Sie bündelte sie zum Pferdeschwanz, drehte sie zu einem Knoten und
befestigte sie mit einer großen silbernen Spange an Magdalenas
Hinterkopf. Dann klippste sie einzeln herunterhängende Strähnen mit
kleinen Spängchen fest. Gänsehaut rieselte Magdalenas Nacken
hinunter.
»Warum hast du eigentlich keine Löcher in den
Ohren? Alle italienischen Frauen haben Löcher in den Ohren,
ich kenne keine ohne. Silberne Kreolen würden jetzt sehr gut dazu
ausschauen. Ma!« Das ma! kannte Magdalena schon,
immer, wenn man nicht weiterwusste, wenn es nichts mehr zu sagen
gab, wurde es eingesetzt.
»Da brauchen wir gar nicht viel bei der tollen
Haut«, sagte Nina mehr zu sich als zu ihr, wühlte in ihrem
Schminktäschchen nach einem dicken Pinsel und fuhr Magdalena damit
kurz über die Wangenknochen.
»Es tut mir leid, dass wir deinen Vater nicht
gefunden haben«, sagte sie leise, »ich habe dir das so fest
versprochen, und dann hat es irgendwie doch nicht geklappt…das
wollte ich dir noch vor deiner Abreise sagen! Schau mal nach
oben!«
»Aber du hast mir so viel geholfen.« Magdalena
schaute gegen die Decke, während Nina mit großer Ernsthaftigkeit an
ihren Wimpern herumtuschte. »Du bist mit den Fotokopien und
mir tagelang über die Insel gefahren, um sie überall aufzuhängen,
du hast einen obszönen Anruf auf deinem Handy ertragen müssen, und
weißt du noch, in Porto Azzurro, am Hafen, der Typ, der uns da
gefolgt ist?« Nina stieß nur lachend Luft durch die Nase. Magdalena
atmete ihren Duft ein, Kaffee, Handcreme und das blassblaue Parfüm,
das auf ihrem Orangenkistennachttisch stand und irgendwie sauber,
wie nach vom Wind getrockneter Wäsche roch.

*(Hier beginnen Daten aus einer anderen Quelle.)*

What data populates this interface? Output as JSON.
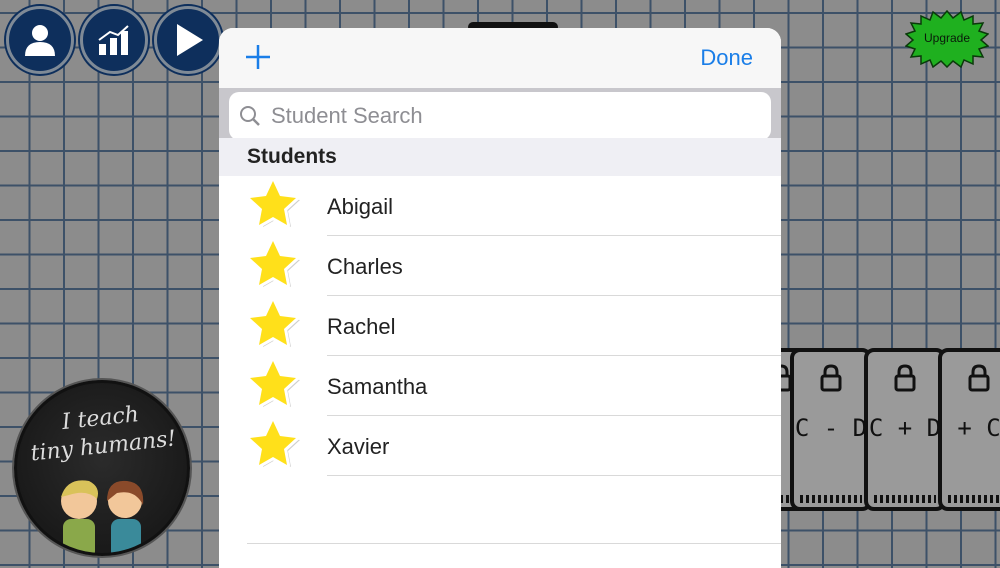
{
  "toolbar": {
    "profile_icon": "person-icon",
    "stats_icon": "bar-chart-icon",
    "play_icon": "play-icon",
    "upgrade_label": "Upgrade"
  },
  "badge": {
    "line1": "I teach",
    "line2": "tiny humans!"
  },
  "cards": [
    {
      "label": "C - D"
    },
    {
      "label": "C + D"
    },
    {
      "label": "+ C"
    }
  ],
  "modal": {
    "add_icon": "plus-icon",
    "add_symbol": "+",
    "done_label": "Done",
    "search": {
      "placeholder": "Student Search",
      "value": ""
    },
    "section_title": "Students",
    "students": [
      {
        "name": "Abigail",
        "icon": "star-icon"
      },
      {
        "name": "Charles",
        "icon": "star-icon"
      },
      {
        "name": "Rachel",
        "icon": "star-icon"
      },
      {
        "name": "Samantha",
        "icon": "star-icon"
      },
      {
        "name": "Xavier",
        "icon": "star-icon"
      }
    ]
  },
  "colors": {
    "accent": "#1a7ee8",
    "star": "#ffe01a",
    "nav_circle": "#0e2f5c",
    "upgrade": "#1fb01f"
  }
}
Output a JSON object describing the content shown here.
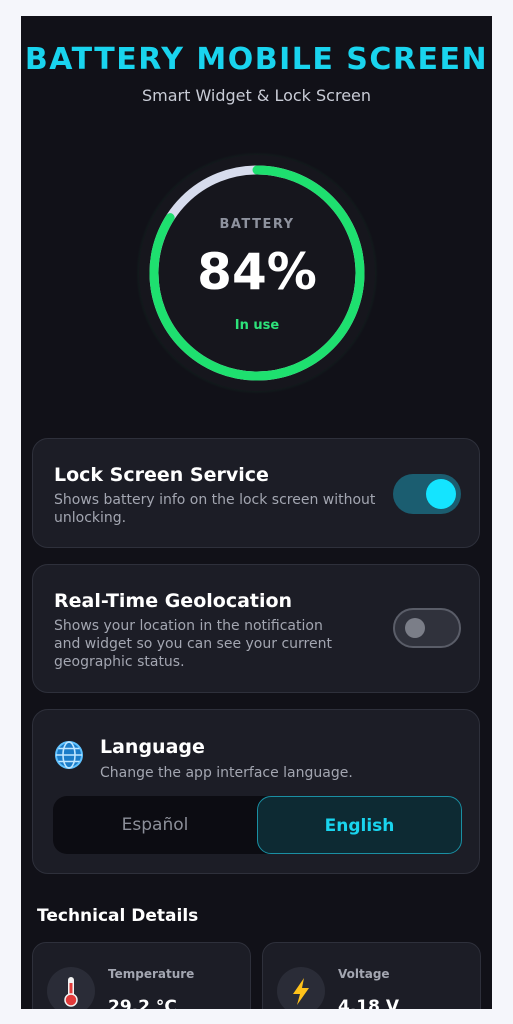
{
  "header": {
    "title": "BATTERY MOBILE SCREEN",
    "subtitle": "Smart Widget & Lock Screen"
  },
  "battery": {
    "label": "BATTERY",
    "percent_text": "84%",
    "level": 0.84,
    "status": "In use",
    "accent_color": "#1ee06f"
  },
  "lock_screen": {
    "title": "Lock Screen Service",
    "description_line1": "Shows battery info on the lock screen without",
    "description_line2": "unlocking.",
    "enabled": true
  },
  "geolocation": {
    "title": "Real-Time Geolocation",
    "description_line1": "Shows your location in the notification",
    "description_line2": "and widget so you can see your current",
    "description_line3": "geographic status.",
    "enabled": false
  },
  "language": {
    "icon": "globe-icon",
    "title": "Language",
    "description": "Change the app interface language.",
    "options": [
      "Español",
      "English"
    ],
    "selected": "English"
  },
  "technical_details": {
    "title": "Technical Details",
    "tiles": [
      {
        "icon": "thermometer-icon",
        "label": "Temperature",
        "value": "29.2 °C"
      },
      {
        "icon": "lightning-icon",
        "label": "Voltage",
        "value": "4.18 V"
      }
    ]
  },
  "colors": {
    "accent": "#19d4ee",
    "background": "#111118",
    "card": "#1c1d26",
    "success": "#1ee06f"
  }
}
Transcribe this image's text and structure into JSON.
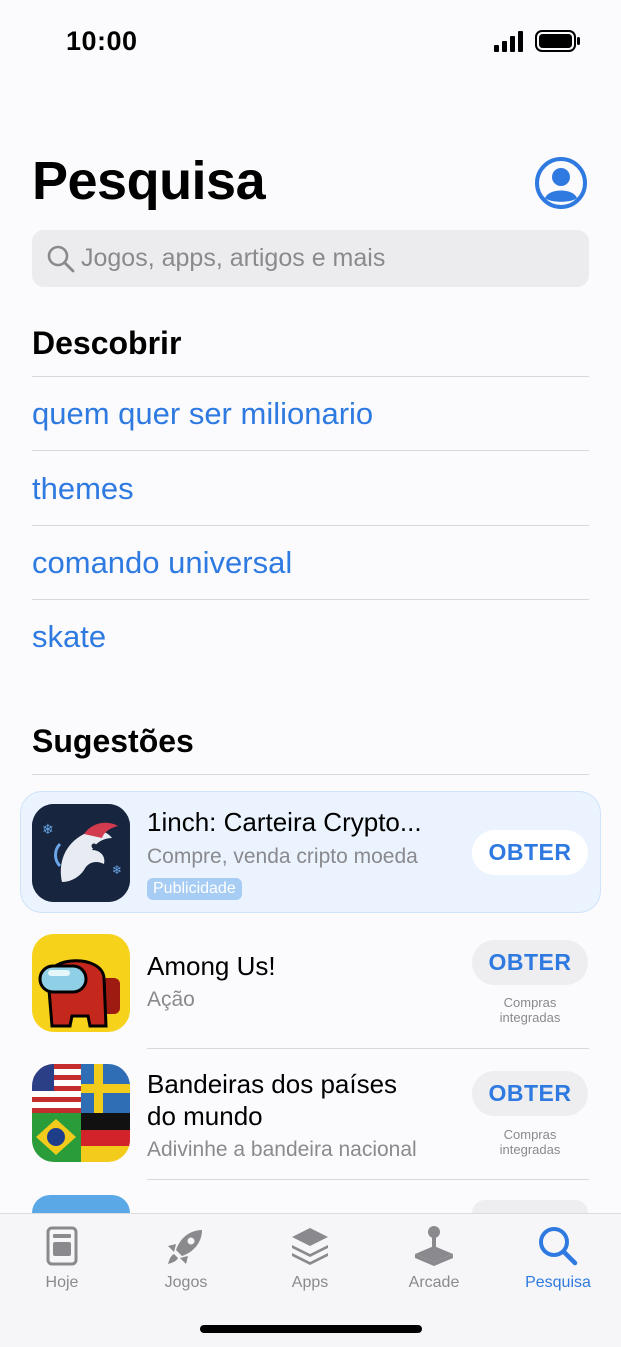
{
  "status_bar": {
    "time": "10:00"
  },
  "header": {
    "title": "Pesquisa"
  },
  "search": {
    "placeholder": "Jogos, apps, artigos e mais"
  },
  "discover": {
    "title": "Descobrir",
    "items": [
      "quem quer ser milionario",
      "themes",
      "comando universal",
      "skate"
    ]
  },
  "suggestions": {
    "title": "Sugestões",
    "items": [
      {
        "title": "1inch: Carteira Crypto...",
        "subtitle": "Compre, venda cripto moeda",
        "badge": "Publicidade",
        "button": "OBTER",
        "icon": "unicorn-icon"
      },
      {
        "title": "Among Us!",
        "subtitle": "Ação",
        "button": "OBTER",
        "note1": "Compras",
        "note2": "integradas",
        "icon": "crewmate-icon"
      },
      {
        "title_line1": "Bandeiras dos países",
        "title_line2": "do mundo",
        "subtitle": "Adivinhe a bandeira nacional",
        "button": "OBTER",
        "note1": "Compras",
        "note2": "integradas",
        "icon": "flags-icon"
      }
    ]
  },
  "tabs": [
    {
      "label": "Hoje",
      "icon": "today-icon"
    },
    {
      "label": "Jogos",
      "icon": "rocket-icon"
    },
    {
      "label": "Apps",
      "icon": "layers-icon"
    },
    {
      "label": "Arcade",
      "icon": "joystick-icon"
    },
    {
      "label": "Pesquisa",
      "icon": "search-icon",
      "active": true
    }
  ],
  "colors": {
    "accent": "#2f7ae0",
    "secondary_text": "#8a8a8e"
  }
}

»Und oben in Capoliveri, wo wir mittags diese
leckere Pizza an dem Platz gegessen haben, diese zugeklappte, wie
hieß die noch?«
»Calzone.«
»Genau, und auch in der letzten Ecke im Nordosten
waren wir, in Cavo. Überall hängen die Fotokopien jetzt. Ein gutes
Gefühl … Wirklich, du hast mehr als genug getan!«
»Nein, denn wir haben nicht einmal Olmo Spinetti
getroffen. Mach mal die Augen zu!«
»Olmos Restaurant ist eben immer noch zu«, sagte
Magdalena mit geschlossenen Augen, »du hast doch jeden Tag
nachgeschaut und außerdem versucht, ihn per Handy zu erreichen. Ich
weiß gar nicht, wie ich dir danken soll.«
»Lass mal.« Nina schwieg für die nächsten Minuten.
»Fatto!«, rief sie dann und brachte Magdalena eine
glitzernde Jacke mit einem Sheriffstern am Revers aus ihrem
Zimmer.
»Da, sich den ganzen Abend wie eine Fledermaus zu
fühlen, ist furchtbar anstrengend.« Magdalena streifte sie über,
die langen Ärmel schauten aus den Jackenärmeln hervor, dann
stöckelte sie mit Nina vor den großen Schrankspiegel in Evelinas
Zimmer.
»Na?!« Magdalena lachte, sie sah absolut verkleidet
aus, da musste sie sich keine Sorgen machen, man würde sie nicht
erkennen. Doch mit ihrem Gesicht war etwas anderes passiert, sie
ging näher an den Spiegel heran. Es war freigelegt, wie ein Blatt
Papier, und Nina hatte etwas daraufgemalt, was sonst nicht da
gewesen war: Augen, die hell unter den dunklen Wimpern
hervorstachen, hohe Brauen, die ihr etwas Fragendes gaben, und
einen Mund. Probeweise rieb sie ihre Lippen aneinander, sie waren
cremig und schmeckten nach teurer Kosmetik. Ihr Mund war
geschwungener, wie sollte man das beschreiben? Fraulich, genau, sie
hatte plötzlich einen fraulichen Mund. Magdalena lächelte: »Was
hast du am ersten Tag zu mir gesagt? Wie ein Model für Natur…wie
war das?« Nina knuffte sie in die Seite: »Komm, du
Naturseifengesicht, gehen wir rüber!«
»Muss das sein?«
»Ja! Du sollst dich amüsieren!«
Es klang traurig und bedrohlich zugleich.